Paulin Mutwale Kapepula1,*,Ondze Jacques Trésor2,Njakarinala Ranarivelo3,Ange Mouithys-Mickalad4,Thierry Franck4,Michel Kasongo Kawayidiko2,Arthur Duki Mpanzu2,Michel Frédérich5,Nadège Ngombe Kabamba1,Christophe Masiala Tsobo2
1Centre d’Etudes des Substances Naturelles d’Origine Végétale (CESNOV), Faculty of Pharmaceutical Sciences, University of Kinshasa, Kinshasa, CONGO.
2Service of Bromatology, Faculty of Pharmaceutical Sciences, University of Kinshasa, Kinshasa, CONGO.
3Génie des Procédés et des Systèmes Industriels, Agricoles et Alimentaires (GPSIAA), University of Antananarivo, Antananarivo, MADAGASCAR.

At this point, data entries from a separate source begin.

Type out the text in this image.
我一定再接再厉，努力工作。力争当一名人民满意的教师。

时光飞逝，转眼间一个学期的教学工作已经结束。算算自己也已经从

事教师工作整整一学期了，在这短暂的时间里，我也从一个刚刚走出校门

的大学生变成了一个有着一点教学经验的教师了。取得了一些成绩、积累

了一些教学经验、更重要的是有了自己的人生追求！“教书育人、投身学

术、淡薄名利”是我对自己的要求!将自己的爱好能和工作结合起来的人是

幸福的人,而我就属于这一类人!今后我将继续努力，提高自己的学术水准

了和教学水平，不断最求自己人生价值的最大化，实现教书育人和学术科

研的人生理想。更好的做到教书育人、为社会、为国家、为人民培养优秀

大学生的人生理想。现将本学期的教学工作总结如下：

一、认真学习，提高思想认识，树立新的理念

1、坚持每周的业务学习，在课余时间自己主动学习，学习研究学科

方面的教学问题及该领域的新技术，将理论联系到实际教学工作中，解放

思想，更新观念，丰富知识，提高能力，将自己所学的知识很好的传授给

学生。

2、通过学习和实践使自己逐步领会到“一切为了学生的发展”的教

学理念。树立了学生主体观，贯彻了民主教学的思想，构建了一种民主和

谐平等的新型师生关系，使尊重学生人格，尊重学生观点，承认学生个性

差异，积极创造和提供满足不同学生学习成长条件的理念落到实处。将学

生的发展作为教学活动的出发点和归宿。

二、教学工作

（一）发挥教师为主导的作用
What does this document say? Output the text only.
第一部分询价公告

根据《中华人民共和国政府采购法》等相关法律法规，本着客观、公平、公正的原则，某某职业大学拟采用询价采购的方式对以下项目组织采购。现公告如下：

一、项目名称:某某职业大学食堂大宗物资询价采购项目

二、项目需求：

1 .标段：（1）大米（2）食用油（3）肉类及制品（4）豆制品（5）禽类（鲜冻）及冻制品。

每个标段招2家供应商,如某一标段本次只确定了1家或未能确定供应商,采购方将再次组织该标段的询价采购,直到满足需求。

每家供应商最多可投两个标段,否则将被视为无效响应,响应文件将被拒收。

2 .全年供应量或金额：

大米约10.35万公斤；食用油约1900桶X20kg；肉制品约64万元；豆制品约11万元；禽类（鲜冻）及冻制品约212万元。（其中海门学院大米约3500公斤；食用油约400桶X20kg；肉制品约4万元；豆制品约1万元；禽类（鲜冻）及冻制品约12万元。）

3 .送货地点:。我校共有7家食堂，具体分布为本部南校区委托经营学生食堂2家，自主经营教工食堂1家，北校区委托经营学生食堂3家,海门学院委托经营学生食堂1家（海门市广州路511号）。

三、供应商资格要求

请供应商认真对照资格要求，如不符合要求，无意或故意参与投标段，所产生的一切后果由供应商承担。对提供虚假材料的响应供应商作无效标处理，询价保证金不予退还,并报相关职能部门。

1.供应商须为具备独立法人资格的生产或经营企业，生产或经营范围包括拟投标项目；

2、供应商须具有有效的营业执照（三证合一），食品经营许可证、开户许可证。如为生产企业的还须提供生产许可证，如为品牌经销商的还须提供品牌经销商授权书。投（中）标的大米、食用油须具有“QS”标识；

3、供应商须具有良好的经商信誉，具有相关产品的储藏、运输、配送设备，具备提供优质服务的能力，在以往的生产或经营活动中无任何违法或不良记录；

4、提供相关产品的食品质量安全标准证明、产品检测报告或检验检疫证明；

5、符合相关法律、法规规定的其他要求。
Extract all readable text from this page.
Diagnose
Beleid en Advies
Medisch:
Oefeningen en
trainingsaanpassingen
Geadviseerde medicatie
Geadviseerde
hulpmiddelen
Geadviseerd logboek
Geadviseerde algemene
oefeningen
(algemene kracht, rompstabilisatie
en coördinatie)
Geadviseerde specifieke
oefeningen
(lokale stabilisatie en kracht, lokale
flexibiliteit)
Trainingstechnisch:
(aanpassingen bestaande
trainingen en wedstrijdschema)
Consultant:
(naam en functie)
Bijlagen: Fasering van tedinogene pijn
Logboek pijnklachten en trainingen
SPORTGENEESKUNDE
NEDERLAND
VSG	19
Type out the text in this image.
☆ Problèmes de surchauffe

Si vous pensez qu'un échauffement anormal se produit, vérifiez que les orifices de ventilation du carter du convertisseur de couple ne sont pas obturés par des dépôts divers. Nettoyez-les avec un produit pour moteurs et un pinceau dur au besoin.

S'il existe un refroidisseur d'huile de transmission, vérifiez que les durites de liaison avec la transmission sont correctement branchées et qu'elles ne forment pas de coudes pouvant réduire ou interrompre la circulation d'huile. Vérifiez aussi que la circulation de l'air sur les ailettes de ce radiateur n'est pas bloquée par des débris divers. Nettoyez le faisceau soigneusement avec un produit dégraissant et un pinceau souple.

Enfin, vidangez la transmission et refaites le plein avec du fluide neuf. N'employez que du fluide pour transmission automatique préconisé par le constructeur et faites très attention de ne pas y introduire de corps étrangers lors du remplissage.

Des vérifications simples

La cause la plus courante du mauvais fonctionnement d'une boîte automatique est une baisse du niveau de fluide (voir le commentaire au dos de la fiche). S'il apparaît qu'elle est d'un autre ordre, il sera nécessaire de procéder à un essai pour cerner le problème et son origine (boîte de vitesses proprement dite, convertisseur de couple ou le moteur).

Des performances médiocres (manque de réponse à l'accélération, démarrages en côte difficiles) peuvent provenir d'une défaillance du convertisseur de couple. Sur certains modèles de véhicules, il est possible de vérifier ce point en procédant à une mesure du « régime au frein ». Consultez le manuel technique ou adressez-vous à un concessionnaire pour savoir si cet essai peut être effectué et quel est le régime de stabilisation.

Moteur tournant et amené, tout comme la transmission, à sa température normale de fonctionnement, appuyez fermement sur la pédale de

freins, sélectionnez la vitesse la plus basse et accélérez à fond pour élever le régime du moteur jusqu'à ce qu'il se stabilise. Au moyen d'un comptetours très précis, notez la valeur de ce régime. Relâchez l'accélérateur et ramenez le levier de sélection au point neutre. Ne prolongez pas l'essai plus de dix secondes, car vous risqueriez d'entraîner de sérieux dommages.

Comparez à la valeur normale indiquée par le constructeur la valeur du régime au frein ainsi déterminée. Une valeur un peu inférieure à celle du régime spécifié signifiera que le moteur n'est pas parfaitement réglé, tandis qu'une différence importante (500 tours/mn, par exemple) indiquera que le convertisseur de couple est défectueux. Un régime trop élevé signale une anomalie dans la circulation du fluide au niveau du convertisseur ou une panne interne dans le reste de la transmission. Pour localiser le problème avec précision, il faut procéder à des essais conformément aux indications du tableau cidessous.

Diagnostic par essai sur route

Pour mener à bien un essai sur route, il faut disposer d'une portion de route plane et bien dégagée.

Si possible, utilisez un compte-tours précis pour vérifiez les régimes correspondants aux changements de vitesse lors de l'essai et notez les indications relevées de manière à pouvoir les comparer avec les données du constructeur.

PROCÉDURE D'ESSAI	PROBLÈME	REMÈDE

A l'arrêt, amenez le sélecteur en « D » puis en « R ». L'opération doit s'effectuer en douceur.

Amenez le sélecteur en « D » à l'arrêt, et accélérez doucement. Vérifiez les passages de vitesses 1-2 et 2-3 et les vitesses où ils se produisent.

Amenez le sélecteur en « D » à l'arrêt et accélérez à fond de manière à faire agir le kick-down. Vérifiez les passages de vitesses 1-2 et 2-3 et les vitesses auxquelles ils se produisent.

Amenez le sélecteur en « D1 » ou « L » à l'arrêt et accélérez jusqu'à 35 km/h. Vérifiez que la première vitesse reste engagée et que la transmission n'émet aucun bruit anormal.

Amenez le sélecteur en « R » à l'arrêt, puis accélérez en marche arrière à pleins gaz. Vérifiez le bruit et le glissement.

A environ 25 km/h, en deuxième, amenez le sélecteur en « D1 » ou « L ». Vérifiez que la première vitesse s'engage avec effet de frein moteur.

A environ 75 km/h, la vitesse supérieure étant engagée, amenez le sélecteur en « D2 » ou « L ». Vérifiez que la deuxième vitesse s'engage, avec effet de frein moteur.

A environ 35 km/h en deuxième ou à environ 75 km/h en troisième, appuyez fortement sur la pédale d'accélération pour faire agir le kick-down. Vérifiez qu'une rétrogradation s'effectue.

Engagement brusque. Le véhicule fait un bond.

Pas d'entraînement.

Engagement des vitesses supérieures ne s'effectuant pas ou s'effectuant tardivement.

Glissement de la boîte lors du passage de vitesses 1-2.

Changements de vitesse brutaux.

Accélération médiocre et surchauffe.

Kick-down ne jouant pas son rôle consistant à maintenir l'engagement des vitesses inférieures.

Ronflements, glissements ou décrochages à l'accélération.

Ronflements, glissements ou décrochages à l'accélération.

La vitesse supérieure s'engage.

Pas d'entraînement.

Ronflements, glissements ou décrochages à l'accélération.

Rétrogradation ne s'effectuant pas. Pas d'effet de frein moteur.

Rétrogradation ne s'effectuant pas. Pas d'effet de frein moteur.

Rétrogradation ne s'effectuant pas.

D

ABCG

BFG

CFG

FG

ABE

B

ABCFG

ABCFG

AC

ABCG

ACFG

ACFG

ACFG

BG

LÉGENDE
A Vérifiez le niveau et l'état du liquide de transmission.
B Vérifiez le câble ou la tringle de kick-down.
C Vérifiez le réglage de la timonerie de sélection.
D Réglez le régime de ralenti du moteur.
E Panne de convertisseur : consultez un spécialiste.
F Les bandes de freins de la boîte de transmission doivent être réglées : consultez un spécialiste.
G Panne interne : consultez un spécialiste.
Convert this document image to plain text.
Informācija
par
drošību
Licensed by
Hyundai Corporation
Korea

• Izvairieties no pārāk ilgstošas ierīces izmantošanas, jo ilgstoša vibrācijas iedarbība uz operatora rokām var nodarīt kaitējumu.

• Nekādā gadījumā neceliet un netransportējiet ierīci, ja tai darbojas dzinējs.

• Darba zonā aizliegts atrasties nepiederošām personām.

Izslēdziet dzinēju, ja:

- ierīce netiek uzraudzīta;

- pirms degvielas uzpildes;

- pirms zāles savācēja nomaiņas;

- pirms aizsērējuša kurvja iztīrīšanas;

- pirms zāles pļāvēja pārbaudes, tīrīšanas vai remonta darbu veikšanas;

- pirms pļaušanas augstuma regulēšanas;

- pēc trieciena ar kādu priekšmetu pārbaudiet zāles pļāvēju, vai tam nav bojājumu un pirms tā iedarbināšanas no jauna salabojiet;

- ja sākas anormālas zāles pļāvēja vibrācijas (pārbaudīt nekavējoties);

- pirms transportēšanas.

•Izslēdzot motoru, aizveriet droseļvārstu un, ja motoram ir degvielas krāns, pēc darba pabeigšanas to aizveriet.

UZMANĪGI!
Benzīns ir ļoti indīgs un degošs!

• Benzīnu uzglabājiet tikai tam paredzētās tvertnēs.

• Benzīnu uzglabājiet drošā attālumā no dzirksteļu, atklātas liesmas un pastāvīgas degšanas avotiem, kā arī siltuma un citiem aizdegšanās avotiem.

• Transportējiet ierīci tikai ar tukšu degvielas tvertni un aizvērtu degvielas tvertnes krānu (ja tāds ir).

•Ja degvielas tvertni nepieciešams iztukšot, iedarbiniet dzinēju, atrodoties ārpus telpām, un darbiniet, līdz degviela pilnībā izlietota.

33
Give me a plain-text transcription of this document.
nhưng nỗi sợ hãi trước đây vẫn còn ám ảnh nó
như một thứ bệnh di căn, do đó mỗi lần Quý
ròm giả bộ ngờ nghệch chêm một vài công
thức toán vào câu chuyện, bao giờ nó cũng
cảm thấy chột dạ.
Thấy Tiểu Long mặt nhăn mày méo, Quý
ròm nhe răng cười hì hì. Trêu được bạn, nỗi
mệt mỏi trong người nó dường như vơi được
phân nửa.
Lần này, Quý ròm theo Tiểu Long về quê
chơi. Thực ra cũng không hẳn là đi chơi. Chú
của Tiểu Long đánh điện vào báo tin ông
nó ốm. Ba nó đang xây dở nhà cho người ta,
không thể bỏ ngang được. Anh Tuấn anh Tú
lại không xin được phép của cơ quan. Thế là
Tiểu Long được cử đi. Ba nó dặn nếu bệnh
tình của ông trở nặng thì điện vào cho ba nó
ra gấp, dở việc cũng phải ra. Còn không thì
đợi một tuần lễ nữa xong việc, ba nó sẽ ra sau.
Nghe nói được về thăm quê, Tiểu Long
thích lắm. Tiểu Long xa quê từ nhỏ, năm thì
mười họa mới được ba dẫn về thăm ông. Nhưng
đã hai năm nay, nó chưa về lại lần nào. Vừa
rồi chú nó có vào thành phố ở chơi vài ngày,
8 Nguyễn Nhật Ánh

4Centre for Oxygen Research and Development (C.O.R.D.), Center for Interdisciplinary Research on Medicines (CIRM), University of Liège, Liège, BELGIUM.
5Laboratory of Pharmacognosy, Center for Interdisciplinary Research on Medicines (CIRM), University of Liège, Liège, BELGIUM.
Introduction: Nutrition is an important aspect of public health and the high intake of vegetables and fruits would greatly reduce the risk of diseases associated with oxidative damage. Triclisia gilletii, a traditional vegetable from Kongo Central area (DR. Congo), was studied for establishing the cellular antioxidant activity, the inhibition of a proinflammatory enzyme (MPO) activity of its different parts and their microscopic and Chromatographic features. Materials and Methods: The antioxidant activities and the inhibition effect on MPO activity of decoctions from leaves, root bark and stern bark of Triclisia gilletii were evaluated using in vitro cell-free, cell-based and enzymatic assays. In addition, to better characterize the plant, the microscopic features and chromatographic profiles of different parts of T. gilletii were determined. Results: Microscopically, leaf can be characterized by anomocytic stomata, spiral vessels, pluricellular non-glandular trichomes, root bark by pitted vessels, abundant starch grains, isodiametric sclereids, cristalline fibers, and stem bark by tracheids with bordered pits, sclereids, ovoids starches grains and pitted vessels. Aqueous extracts of all parts showed the best cellular antioxidant activities on ROS-induced chemiluminescence using L012 on HL 60 monocytes at the concentrations range of 0.1–2 μg/mL with the root bark being the most active plant part. Extracts showed more efficient MPO inhibitory activity measured by the SIEFED technique, with the stem bark being the most active. Antioxidant and anti-inflammatory activities were significantly higher and positively correlated with phytochemicals. Conclusion: The obtained bioactivities may justify the use of this plant as a traditional vegetable, potent nutraceutical and medicine.
Keywords: Chromatographic Fingerprint, HL60, Myeloperoxydase, Triclisia gilletii, Traditional Food.